Mike Maccagnan

Philadelphia Eagles
- Title: Personnel executive

Personal information
- Born: August 7, 1967 (age 58) Hightstown, New Jersey, U.S.

Career information
- High school: Peddie School
- College: Trinity College

Career history
- Washington Redskins (1990) Scouting intern; World League of American Football (1990) League scout; London Monarchs (1991) Director of player personnel; Ottawa Rough Riders (1993) Scouting director of player personnel; Saskatchewan Roughriders (1994) Director of scouting; Washington Redskins (1994) College scout; Washington Redskins (1995–2000) Pro scout; Houston Texans (2000–2010) Coordinator of college scouting; Houston Texans (2010–2011) Assistant director of college scouting; Houston Texans (2011–2014) Director of college scouting; New York Jets (2015–2019) General manager; Philadelphia Eagles (2026–present) Personnel executive;

Awards and highlights
- PFWA NFL Executive of the Year (2015);
- Executive profile at Pro Football Reference

= Mike Maccagnan =

American football executive (born 1967)

Mike Maccagnan (born August 7, 1967) is an American football personnel executive for the Philadelphia Eagles of the National Football League (NFL).

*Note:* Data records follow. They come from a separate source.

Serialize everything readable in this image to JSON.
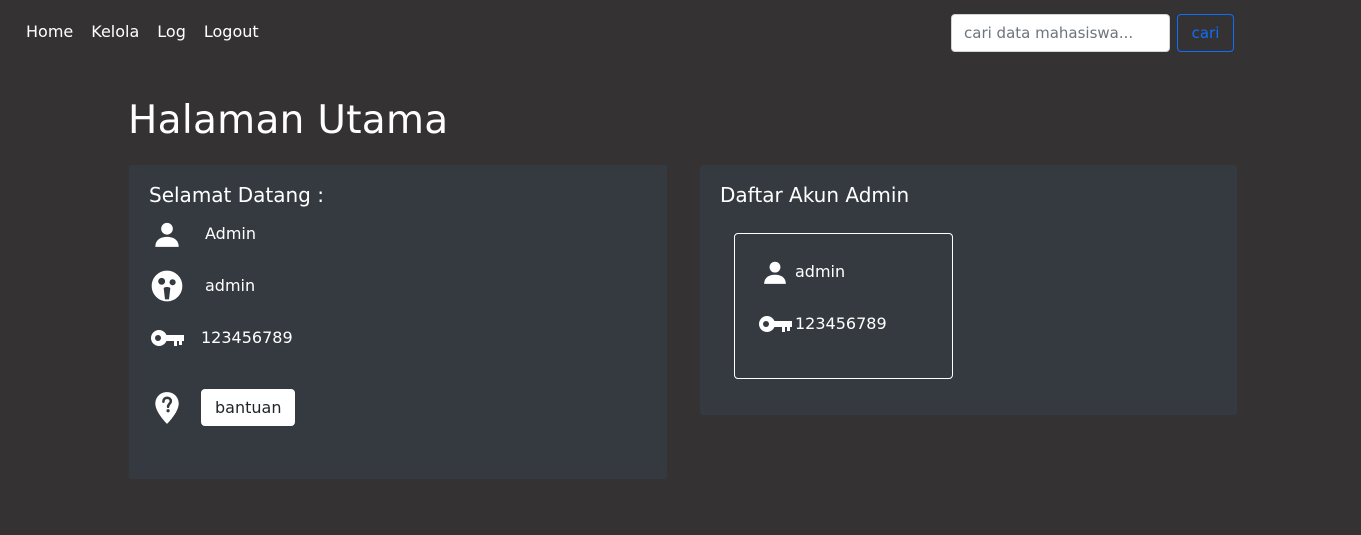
{
  "nav": {
    "links": [
      "Home",
      "Kelola",
      "Log",
      "Logout"
    ]
  },
  "search": {
    "placeholder": "cari data mahasiswa...",
    "button_label": "cari"
  },
  "page_title": "Halaman Utama",
  "welcome_card": {
    "heading": "Selamat Datang :",
    "name": "Admin",
    "username": "admin",
    "password": "123456789",
    "help_label": "bantuan"
  },
  "admin_list_card": {
    "heading": "Daftar Akun Admin",
    "accounts": [
      {
        "username": "admin",
        "password": "123456789"
      }
    ]
  },
  "colors": {
    "background": "#353233",
    "card": "#343a40",
    "primary": "#0d6efd"
  },
  "icons": [
    "user-icon",
    "user-circle-icon",
    "key-icon",
    "location-question-icon"
  ]
}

He served as general manager for the New York Jets of the NFL from 2015 to 2019.

== Early life ==
He graduated from Trinity College in Hartford, Connecticut with a bachelor's degree in economics. Before that, he attended the Peddie School in Hightstown, NJ. He then attended Trinity-Pawling School in Pawling, NY for his postgraduate year. Maccagnan played lacrosse and football in high school and also for Trinity College.

==Career==
He joined the Washington Redskins scouting department as an intern during the team's training camp in 1990. He joined the front-office of the newly-founded World League of American Football as a league scout before becoming the director of player personnel for the London Monarchs in 1991.

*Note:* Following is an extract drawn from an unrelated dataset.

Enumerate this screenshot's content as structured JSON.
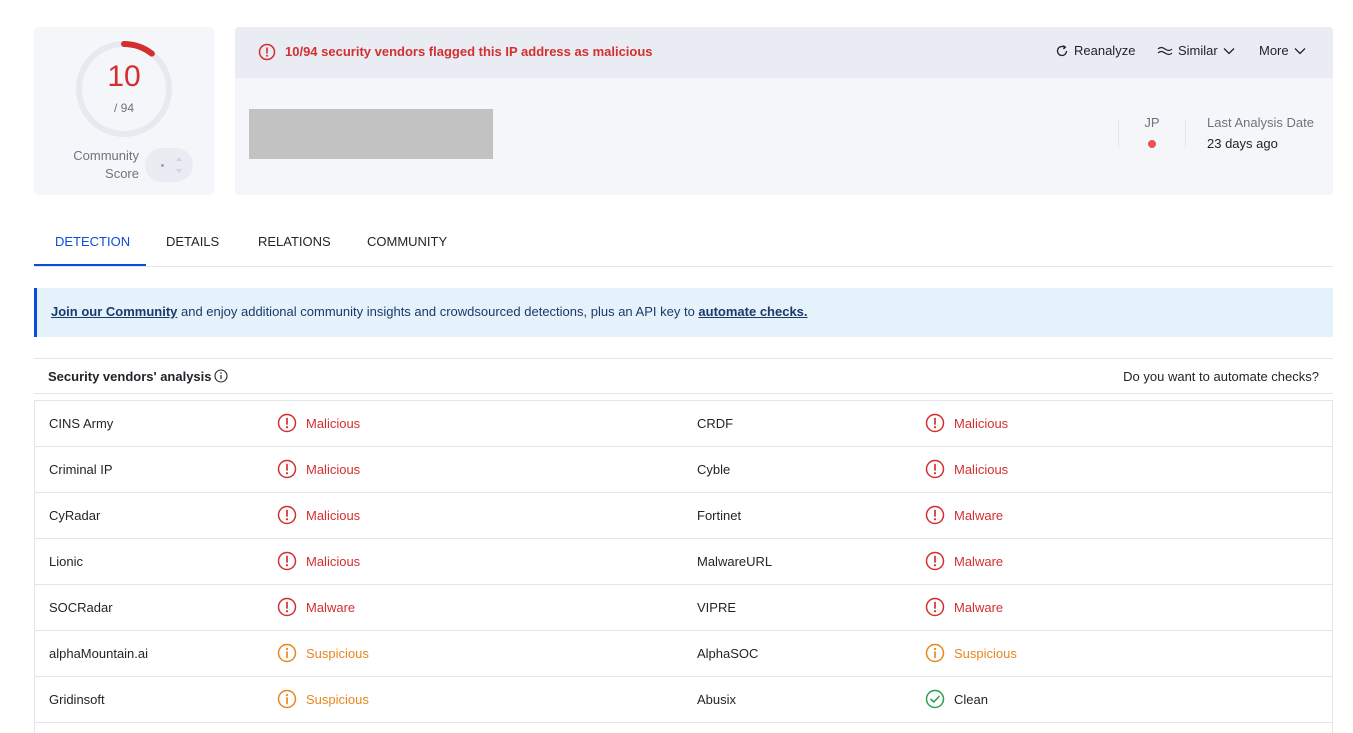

He spent one and a half seasons in the Canadian Football League (CFL) as a director of scouting and player personnel for the Ottawa Rough Riders and Saskatchewan Roughriders from 1993 to 1994.

Maccagnan was reunited with the Washington Redskins as a scout from 1995 to 2000. He then joined the Houston Texans shortly after Charley Casserly's appointment as general manager. He spent 15 years with the organization, starting as a coordinator of college scouting, rising in 2011 to director of college scouting.

Maccagnan was hired as the general manager of the New York Jets on January 13, 2015. Shortly following his hiring, Arizona Cardinals defensive coordinator Todd Bowles was hired as the new head coach. On December 29, 2017 it was announced that Maccagnan had signed a contract extension through 2020. He was fired by the Jets on May 15, 2019, and was replaced by Joe Douglas in June.

Maccagnan subsequently worked as a Football Evaluation Specialist for SūmerSports, and was a featured scout in SūmerSports’ NFL draft evaluation show, THE EVALUATION.

On May 6, 2026, the Philadelphia Eagles hired Maccagnan as a personnel executive.